The present invention relates to an apparatus and method for loading and palletizing boxes and cartons, especially boxes and cartons containing agricultural products which are sitting in an agricultural field.
Many agricultural crops are harvested and packaged in boxes or cartons for immediate transportation to a market for sale to the consuming public. The most widely known example of such an agricultural product is lettuce, but many other products undergo a similar process. As a result, it is necessary to load the boxes and cartons containing the agricultural products onto a truck for transportation to a cooling facility or a loading facility, wherein the products are placed on rail cars or semi-trucks for transportation to the local market.
To date, no satisfactory apparatus or method has been devised wherein such boxes or containers may be loaded and stacked on a truck absent the use of significant manual labor. Farms producing such agricultural products typically have a crew of five workers who are responsible for loading the boxes and cartons containing the agricultural products onto each truck used to transport the products out of the fields. Typically, for each truck being loaded, the two persons known as loaders walk along the ground until they come to filled boxes or cartons containing the agricultural products. The loaders each manually lift and throw one of the boxes to one of the two persons who are standing on the truck bed and who are known as stackers. The stackers each catch and stack the containers or boxes of agricultural products onto pallets on the truck bed. A fifth person is required to slowly and carefully drive the truck through the fields while the loaders and stackers fill the truck.
As is easy to imagine, there are a number of inherent problems in this arrangement. First, significant injuries to the loaders or the stackers may result from their activities in the field. Moreover, loading is slow, inefficient and subject to the various problems associated with worker dissatisfaction. Other problems with such an arrangement include the high cost of manual labor for retrieving filled boxes or containers of agricultural products from the field.
Conventional loading and palletizing machines are unacceptable due to the uneven surface and rough terrain of an agricultural field. One attempt to provide a device for use in a field under similar circumstances is set forth in Adam, U.S. Pat.
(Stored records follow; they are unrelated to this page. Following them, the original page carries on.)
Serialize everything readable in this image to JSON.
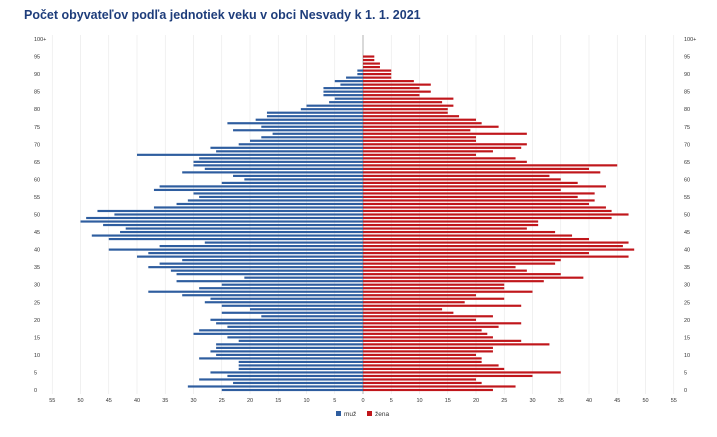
{
  "title": "Počet obyvateľov podľa jednotiek veku v obci Nesvady k 1. 1. 2021",
  "colors": {
    "male": "#2e5d9f",
    "female": "#c0161b",
    "grid": "#e6e6e6",
    "axis": "#999999"
  },
  "chart_data": {
    "type": "bar",
    "orientation": "horizontal",
    "subtype": "population-pyramid",
    "title": "Počet obyvateľov podľa jednotiek veku v obci Nesvady k 1. 1. 2021",
    "ages": [
      0,
      1,
      2,
      3,
      4,
      5,
      6,
      7,
      8,
      9,
      10,
      11,
      12,
      13,
      14,
      15,
      16,
      17,
      18,
      19,
      20,
      21,
      22,
      23,
      24,
      25,
      26,
      27,
      28,
      29,
      30,
      31,
      32,
      33,
      34,
      35,
      36,
      37,
      38,
      39,
      40,
      41,
      42,
      43,
      44,
      45,
      46,
      47,
      48,
      49,
      50,
      51,
      52,
      53,
      54,
      55,
      56,
      57,
      58,
      59,
      60,
      61,
      62,
      63,
      64,
      65,
      66,
      67,
      68,
      69,
      70,
      71,
      72,
      73,
      74,
      75,
      76,
      77,
      78,
      79,
      80,
      81,
      82,
      83,
      84,
      85,
      86,
      87,
      88,
      89,
      90,
      91,
      92,
      93,
      94,
      95,
      96,
      97,
      98,
      99,
      "100+"
    ],
    "y_tick_labels": [
      "0",
      "5",
      "10",
      "15",
      "20",
      "25",
      "30",
      "35",
      "40",
      "45",
      "50",
      "55",
      "60",
      "65",
      "70",
      "75",
      "80",
      "85",
      "90",
      "95",
      "100+"
    ],
    "x_tick_labels": [
      "55",
      "50",
      "45",
      "40",
      "35",
      "30",
      "25",
      "20",
      "15",
      "10",
      "5",
      "0",
      "5",
      "10",
      "15",
      "20",
      "25",
      "30",
      "35",
      "40",
      "45",
      "50",
      "55"
    ],
    "xlim": [
      -55,
      55
    ],
    "series": [
      {
        "name": "muž",
        "values": [
          25,
          31,
          23,
          29,
          24,
          27,
          22,
          22,
          22,
          29,
          26,
          27,
          26,
          26,
          22,
          24,
          30,
          29,
          24,
          26,
          27,
          18,
          25,
          20,
          25,
          28,
          27,
          32,
          38,
          29,
          25,
          33,
          21,
          33,
          34,
          38,
          36,
          32,
          40,
          38,
          45,
          36,
          28,
          45,
          48,
          43,
          42,
          46,
          50,
          49,
          44,
          47,
          37,
          33,
          31,
          29,
          30,
          37,
          36,
          25,
          21,
          23,
          32,
          28,
          30,
          30,
          29,
          40,
          26,
          27,
          22,
          20,
          18,
          16,
          23,
          18,
          24,
          19,
          17,
          17,
          11,
          10,
          6,
          5,
          7,
          7,
          7,
          4,
          5,
          3,
          1,
          1,
          0,
          0,
          0,
          0,
          0,
          0,
          0,
          0,
          0
        ]
      },
      {
        "name": "žena",
        "values": [
          23,
          27,
          21,
          20,
          30,
          35,
          25,
          24,
          21,
          21,
          20,
          23,
          23,
          33,
          28,
          23,
          22,
          21,
          24,
          28,
          20,
          23,
          16,
          14,
          28,
          18,
          25,
          20,
          30,
          25,
          25,
          32,
          39,
          35,
          29,
          27,
          34,
          35,
          47,
          40,
          48,
          46,
          47,
          40,
          37,
          34,
          29,
          31,
          31,
          44,
          47,
          44,
          43,
          40,
          41,
          38,
          41,
          35,
          43,
          38,
          35,
          33,
          42,
          40,
          45,
          29,
          27,
          20,
          23,
          28,
          29,
          20,
          20,
          29,
          19,
          24,
          21,
          20,
          17,
          15,
          15,
          16,
          14,
          16,
          10,
          12,
          10,
          12,
          9,
          5,
          5,
          5,
          3,
          3,
          2,
          2,
          0,
          0,
          0,
          0,
          0
        ]
      }
    ],
    "legend": {
      "position": "bottom-center",
      "items": [
        "muž",
        "žena"
      ]
    },
    "grid": true
  }
}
No. 4,355,713, patented Oct. 26, 1982. As is seen from a reading of that reference, the Adam device relates to a mechanism by which cartons of agricultural products may be lifted from their resting place in the field and placed on a conveyor belt. The Adam device, however, has encountered reliability and maintenance problems due to the working environment of the agricultural field. In addition, the Adam device does not negate the need to manually lift and stack the boxes or cartons onto the truck bed and the concomitant problems associated therewith.